To evaluate whether intensive medical therapy is an acceptable alternative to carotid endarterectomy (CEA) or CAS, the planned CREST-2 trial will randomize 2,050 patients to two arms: CAS plus medical therapy or CEA plus medical therapy vs. medical therapy alone. The primary endpoint will be any stroke or death during the periprocedural period and ipsilateral stroke thereafter, up to 4 years of follow-up.

The SPACE-2 trial, conducted in Germany, Austria and Switzerland, initially tried a more complex trial design involving a three-arm randomization: medical therapy (20%) vs. revascularization, with the revascularization then subrandomized between CAS (40%) and CEA (40%). However, due to small patient numbers, the SPACE-2 trial was redesigned with a similar construct as CREST-2, Halliday said.

In collaboration with the other two trials, the ongoing ACST-2 trial (current enrollment, 1,300 patients) is comparing CEA vs. CAS in patients with asymptomatic carotid stenosis where there is significant clinical uncertainty as to which treatment is more appropriate.
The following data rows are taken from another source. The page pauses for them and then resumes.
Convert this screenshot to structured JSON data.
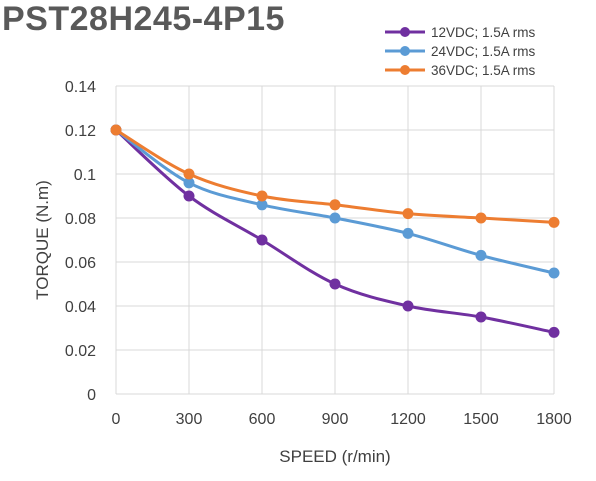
{
  "chart_data": {
    "type": "line",
    "title": "PST28H245-4P15",
    "xlabel": "SPEED (r/min)",
    "ylabel": "TORQUE (N.m)",
    "x": [
      0,
      300,
      600,
      900,
      1200,
      1500,
      1800
    ],
    "x_tick_labels": [
      "0",
      "300",
      "600",
      "900",
      "1200",
      "1500",
      "1800"
    ],
    "y_tick_labels": [
      "0",
      "0.02",
      "0.04",
      "0.06",
      "0.08",
      "0.1",
      "0.12",
      "0.14"
    ],
    "xlim": [
      0,
      1800
    ],
    "ylim": [
      0,
      0.14
    ],
    "grid": true,
    "legend_position": "top-right",
    "series": [
      {
        "name": "12VDC; 1.5A rms",
        "color": "#7030A0",
        "values": [
          0.12,
          0.09,
          0.07,
          0.05,
          0.04,
          0.035,
          0.028
        ]
      },
      {
        "name": "24VDC; 1.5A rms",
        "color": "#5B9BD5",
        "values": [
          0.12,
          0.096,
          0.086,
          0.08,
          0.073,
          0.063,
          0.055
        ]
      },
      {
        "name": "36VDC; 1.5A rms",
        "color": "#ED7D31",
        "values": [
          0.12,
          0.1,
          0.09,
          0.086,
          0.082,
          0.08,
          0.078
        ]
      }
    ]
  }
}
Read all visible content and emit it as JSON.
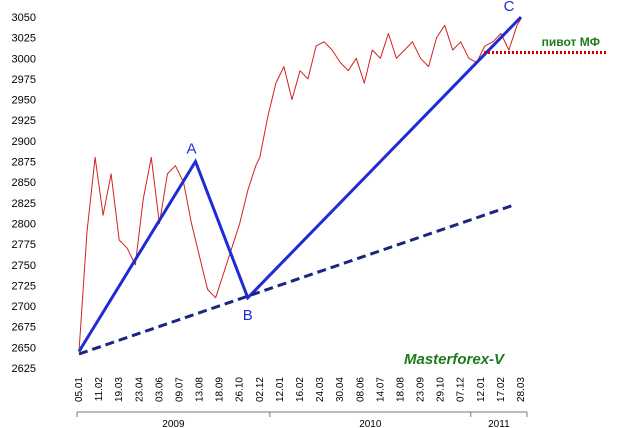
{
  "chart_data": {
    "type": "line",
    "title": "",
    "xlabel": "",
    "ylabel": "",
    "ylim": [
      2625,
      3050
    ],
    "y_ticks": [
      2625,
      2650,
      2675,
      2700,
      2725,
      2750,
      2775,
      2800,
      2825,
      2850,
      2875,
      2900,
      2925,
      2950,
      2975,
      3000,
      3025,
      3050
    ],
    "x_tick_labels": [
      "05.01",
      "11.02",
      "19.03",
      "23.04",
      "03.06",
      "09.07",
      "13.08",
      "18.09",
      "26.10",
      "02.12",
      "12.01",
      "16.02",
      "24.03",
      "30.04",
      "08.06",
      "14.07",
      "18.08",
      "23.09",
      "29.10",
      "07.12",
      "12.01",
      "17.02",
      "28.03"
    ],
    "years": [
      {
        "label": "2009",
        "from_tick": 0,
        "to_tick": 9
      },
      {
        "label": "2010",
        "from_tick": 10,
        "to_tick": 19
      },
      {
        "label": "2011",
        "from_tick": 20,
        "to_tick": 22
      }
    ],
    "grid": false,
    "series": [
      {
        "color": "#d42020",
        "x": [
          0,
          0.4,
          0.8,
          1.2,
          1.6,
          2.0,
          2.4,
          2.8,
          3.2,
          3.6,
          4.0,
          4.4,
          4.8,
          5.2,
          5.6,
          6.0,
          6.4,
          6.8,
          7.2,
          7.6,
          8.0,
          8.4,
          8.8,
          9.0,
          9.4,
          9.8,
          10.2,
          10.6,
          11.0,
          11.4,
          11.8,
          12.2,
          12.6,
          13.0,
          13.4,
          13.8,
          14.2,
          14.6,
          15.0,
          15.4,
          15.8,
          16.2,
          16.6,
          17.0,
          17.4,
          17.8,
          18.2,
          18.6,
          19.0,
          19.4,
          19.8,
          20.2,
          20.6,
          21.0,
          21.4,
          21.8,
          22.0
        ],
        "values": [
          2645,
          2790,
          2880,
          2810,
          2860,
          2780,
          2770,
          2750,
          2830,
          2880,
          2800,
          2860,
          2870,
          2850,
          2800,
          2760,
          2720,
          2710,
          2740,
          2770,
          2800,
          2840,
          2870,
          2880,
          2930,
          2970,
          2990,
          2950,
          2985,
          2975,
          3015,
          3020,
          3010,
          2995,
          2985,
          3000,
          2970,
          3010,
          3000,
          3030,
          3000,
          3010,
          3020,
          3000,
          2990,
          3025,
          3040,
          3010,
          3020,
          3000,
          2995,
          3015,
          3020,
          3030,
          3010,
          3040,
          3048
        ]
      }
    ],
    "overlays": [
      {
        "kind": "wave",
        "color": "#1f2bd6",
        "points": [
          [
            0,
            2645
          ],
          [
            5.8,
            2875
          ],
          [
            8.4,
            2710
          ],
          [
            22.0,
            3050
          ]
        ],
        "labels": [
          "A",
          "B",
          "C"
        ]
      },
      {
        "kind": "trend",
        "color": "#1c2580",
        "dashed": true,
        "points": [
          [
            0,
            2642
          ],
          [
            21.6,
            2822
          ]
        ]
      },
      {
        "kind": "pivot",
        "color": "#cc0000",
        "dotted": true,
        "y": 3007,
        "label": "пивот МФ"
      }
    ],
    "watermark": "Masterforex-V"
  }
}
“The idea is to get randomized trials comparing all three of these medical procedures, but no trial can successfully compare all of these in one,” Halliday said. “We are trying to emphasize the need for collaboration … to achieve a proper meta-analysis of over 5,000 patients by 2019 with decent follow-up to 2025.”

Validation of data

In another presentation, Sumaira Macdonald, MD, PhD, of Freeman Hospital, Newcastle upon Tyne, United Kingdom, discussed some of the overall limitations of CAS and questioned whether the procedure is clinically meaningful in the absence of large-scale trial data compared with CEA.

In the original CREST trial, 2,502 patients with symptomatic or asymptomatic carotid stenosis were randomized to receive either CEA or CAS. While there was no difference between the two groups in the estimated 4-year rates of the primary endpoint (composite of periprocedural stroke, MI, or death, or the incidence of ipsilateral stroke ≤4 years), stenting was found to carry a higher risk for stroke and surgery a higher risk for MI.

Another prevailing limitation of CAS, according to Macdonald, was seen in the International Carotid Stenting Study published in Lancet Neurology. Fifty percent of patients in the stenting group and 17% of patients in the surgery group exhibited at least one new diffusion-weighted imaging lesion detected on post-treatment MRI scans done a median of 1 day after treatment (adjusted OR=5.21; 95% CI, 2.78-9.79; P<.0001).

For more information:

Halliday A. Carotid stenting randomized trials redux: ACST2, SPACE 2 and CREST 2.

Macdonald S. New devices and techniques in carotid stenting: Clinically meaningful? Both presented at: TCT 2013; Oct. 27-Nov. 1, 2013; San Francisco.

Disclosure: Halliday reports no relevant financial disclosures. Macdonald reports conflicts of interest with several device and pharmaceutical companies.